Speaking about portraying her latest character Chancellor Elena Vernham in the satirical drama, the star told The Regime FYC panel at an event in Los Angeles: "It never made sense to me to speak like myself. I didn't quite know what that meant, or what I was going to do about it. I just knew that I had to find something that didn't feel too close to me."

The Mare of Easttown star appears alongside Matthias Schoenaerts, Guillaume Gallienne, Andrea Riseborough, Martha Plimpton and Hugh Grant in the drama and plays the 'corrupt authoritarian ruler' in the fictional European country.

The Titanic star tested out her new voice on executive producer and director Jessica Hobbs prior to launching it on fellow executive producer and director Stephen Frears. She said: "I knew he was just going to have an opinion, and once it was out of his mouth, I wouldn't be able to unhear it, and so I shared it with Jess [Hobbs], who was very positive in her response.

"So I sat Stephen down [and tried out the voice]. 'Do you see if I just maybe did that? And then a little bit and talk to you slightly flirtatiously, I could probably get you to do anything... Luckily, he was laughing. He looked at me, and he said, 'You've got to do that for six months.'"

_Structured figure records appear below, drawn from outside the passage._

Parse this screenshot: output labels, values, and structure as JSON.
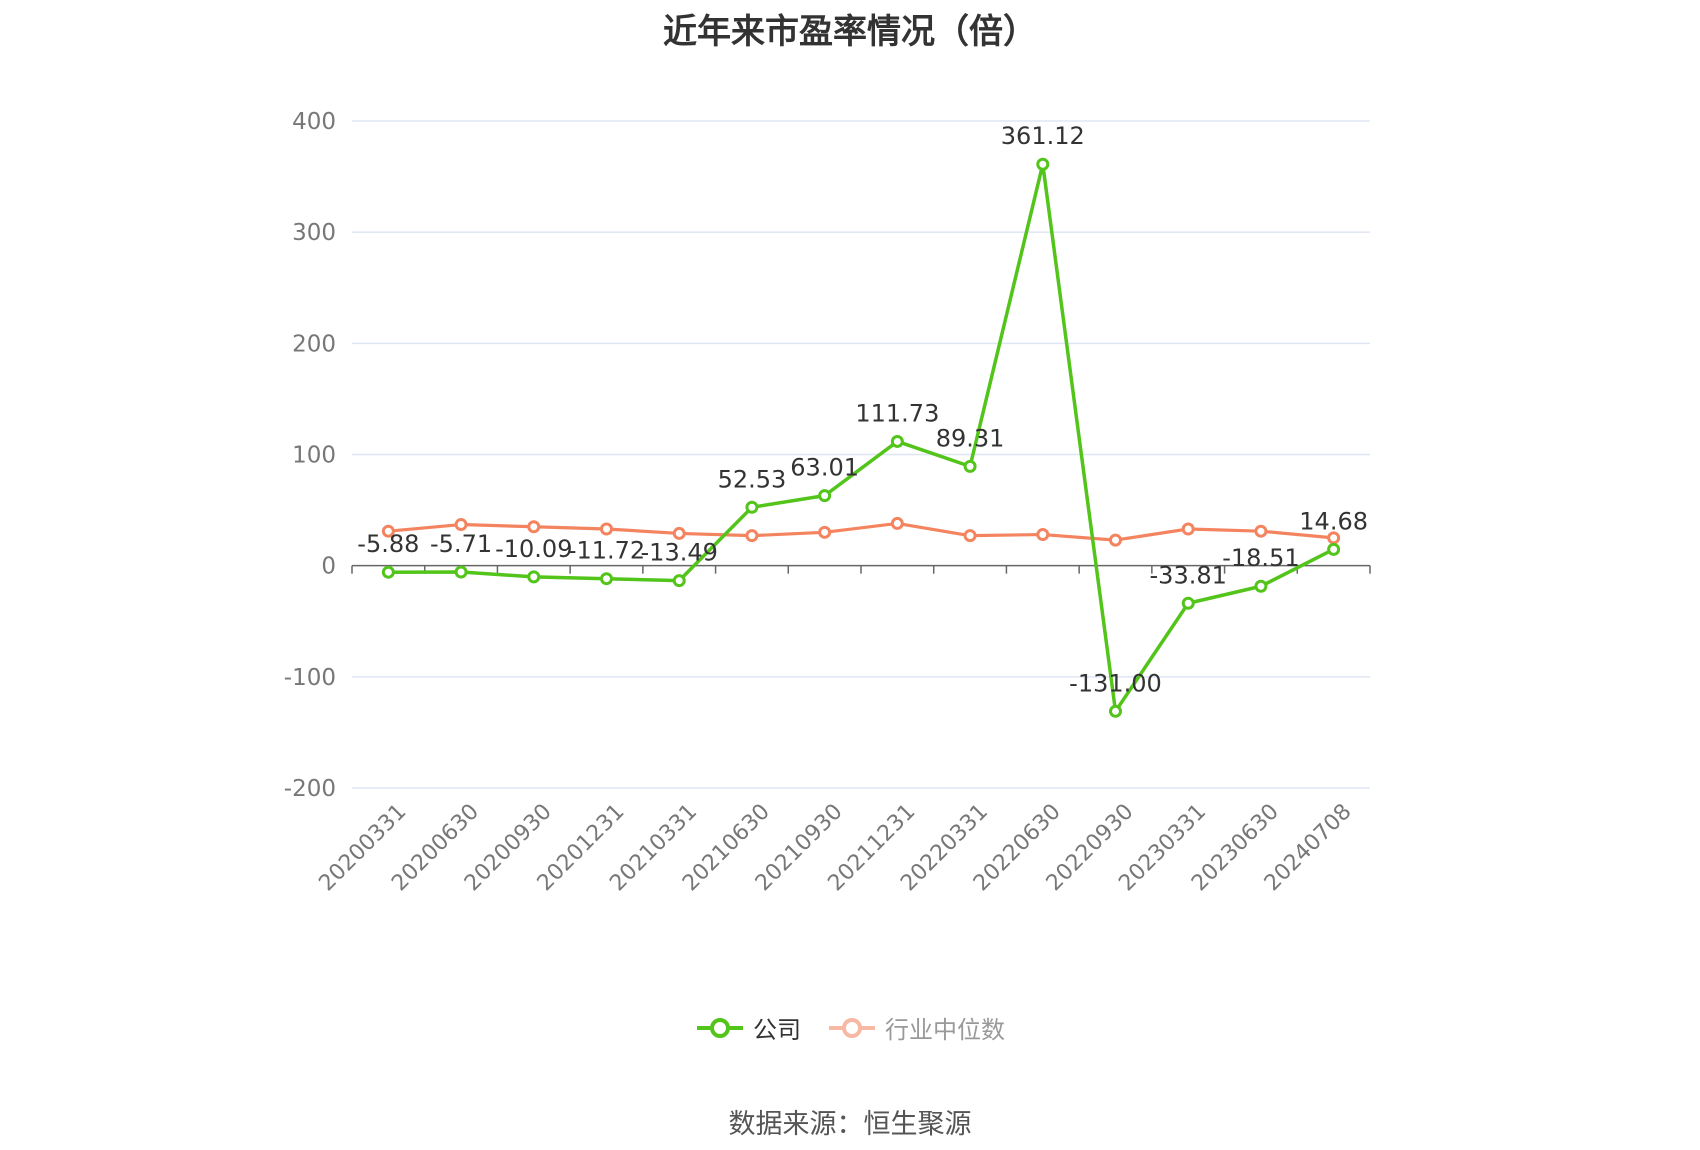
{
  "title": "近年来市盈率情况（倍）",
  "source": "数据来源：恒生聚源",
  "colors": {
    "company": "#52c41a",
    "industry": "#f4845f",
    "industry_legend": "#f7b9a3",
    "grid": "#dfe6f3",
    "axis": "#666666",
    "tick_text": "#777777",
    "label_text": "#333333"
  },
  "legend": [
    {
      "name": "公司",
      "color": "#52c41a",
      "active": true
    },
    {
      "name": "行业中位数",
      "color": "#f7b9a3",
      "active": false
    }
  ],
  "chart_data": {
    "type": "line",
    "categories": [
      "20200331",
      "20200630",
      "20200930",
      "20201231",
      "20210331",
      "20210630",
      "20210930",
      "20211231",
      "20220331",
      "20220630",
      "20220930",
      "20230331",
      "20230630",
      "20240708"
    ],
    "ylim": [
      -200,
      400
    ],
    "yticks": [
      400,
      300,
      200,
      100,
      0,
      -100,
      -200
    ],
    "grid": true,
    "legend_position": "bottom",
    "series": [
      {
        "name": "公司",
        "values": [
          -5.88,
          -5.71,
          -10.09,
          -11.72,
          -13.49,
          52.53,
          63.01,
          111.73,
          89.31,
          361.12,
          -131.0,
          -33.81,
          -18.51,
          14.68
        ],
        "labels": [
          "-5.88",
          "-5.71",
          "-10.09",
          "-11.72",
          "-13.49",
          "52.53",
          "63.01",
          "111.73",
          "89.31",
          "361.12",
          "-131.00",
          "-33.81",
          "-18.51",
          "14.68"
        ]
      },
      {
        "name": "行业中位数",
        "values": [
          31,
          37,
          35,
          33,
          29,
          27,
          30,
          38,
          27,
          28,
          23,
          33,
          31,
          25
        ]
      }
    ]
  }
}
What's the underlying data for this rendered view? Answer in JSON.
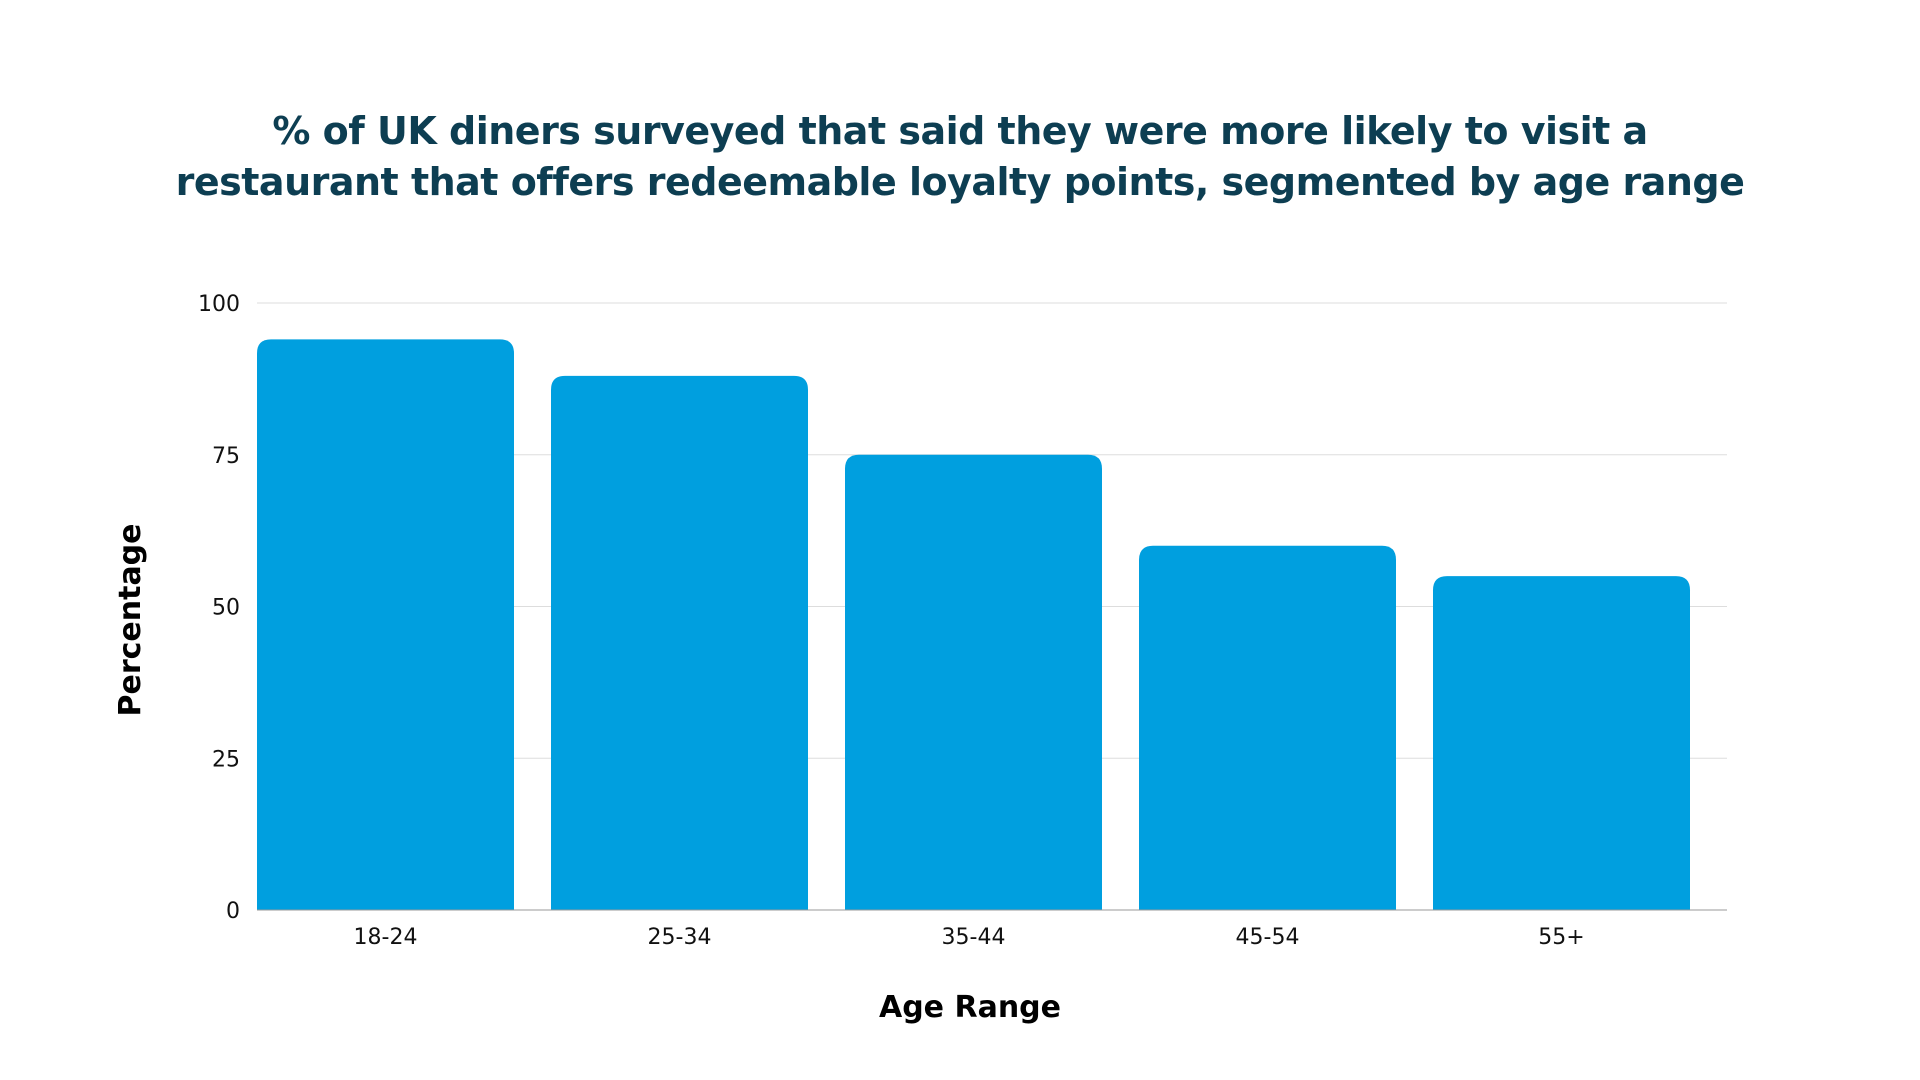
{
  "chart_data": {
    "type": "bar",
    "title_lines": [
      "% of UK diners surveyed that said they were more likely to visit a",
      "restaurant that offers redeemable loyalty points, segmented by age range"
    ],
    "xlabel": "Age Range",
    "ylabel": "Percentage",
    "categories": [
      "18-24",
      "25-34",
      "35-44",
      "45-54",
      "55+"
    ],
    "values": [
      94,
      88,
      75,
      60,
      55
    ],
    "ylim": [
      0,
      100
    ],
    "yticks": [
      "0",
      "25",
      "50",
      "75",
      "100"
    ],
    "grid": true,
    "legend": "none",
    "colors": {
      "bar": "#009fdf",
      "title": "#0d3e52",
      "grid": "#dddddd",
      "axis": "#999999"
    }
  }
}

Discussing her acting method and the character's unique voice and accent, she said that it wasn't appreciated at home and her family gave her the feedback: "Don't do that. It's actually made my ears bleed."

Kate Winslet

Credit: HBO

On perfecting her Delaware Country accent for her other HBO show Mare of Easttown, she said previously: "It's interesting, because I realise that as I was learning the dialect it was definitely affecting the emotional register of the voice I was finding for Mare.

"Because she was born there, she was raised there, I had to do it pretty darn well," she continued. "It was a little crazy-making, I'm not going to pretend it wasn't.

"I didn't want to create a voice, I wanted to create a person and the voice had to just be secondary to that. So for me, the goal and the hardest part of all of it was doing it and doing it well enough that it just sort of disappears and you don't then hear me doing it," she added, before quipping, "It's pretty hard not to hear a Delco dialect though, let me tell you."

The Avatar: The Way of Water star told our Chris on the Chris Evans Breakfast Show with webuyanycar: “It is completely bonkers. It is a satirical drama set within an autocratic regime in a fictional country somewhere in Central Europe, and I play this totally paranoid, insecure, slightly delusional... actually very delusional... female dictator of this small nation.

"She's allergic to mould, she doesn't really know how to communicate with people anymore. And yet she just believes that everybody loves her. So she's just bonkers."

The Holiday star added: “There are things that happen in this show that are so bonkers, that all you can do is laugh your head off. They go on a diet of mud at one point, they just eat soil for a whole episode.”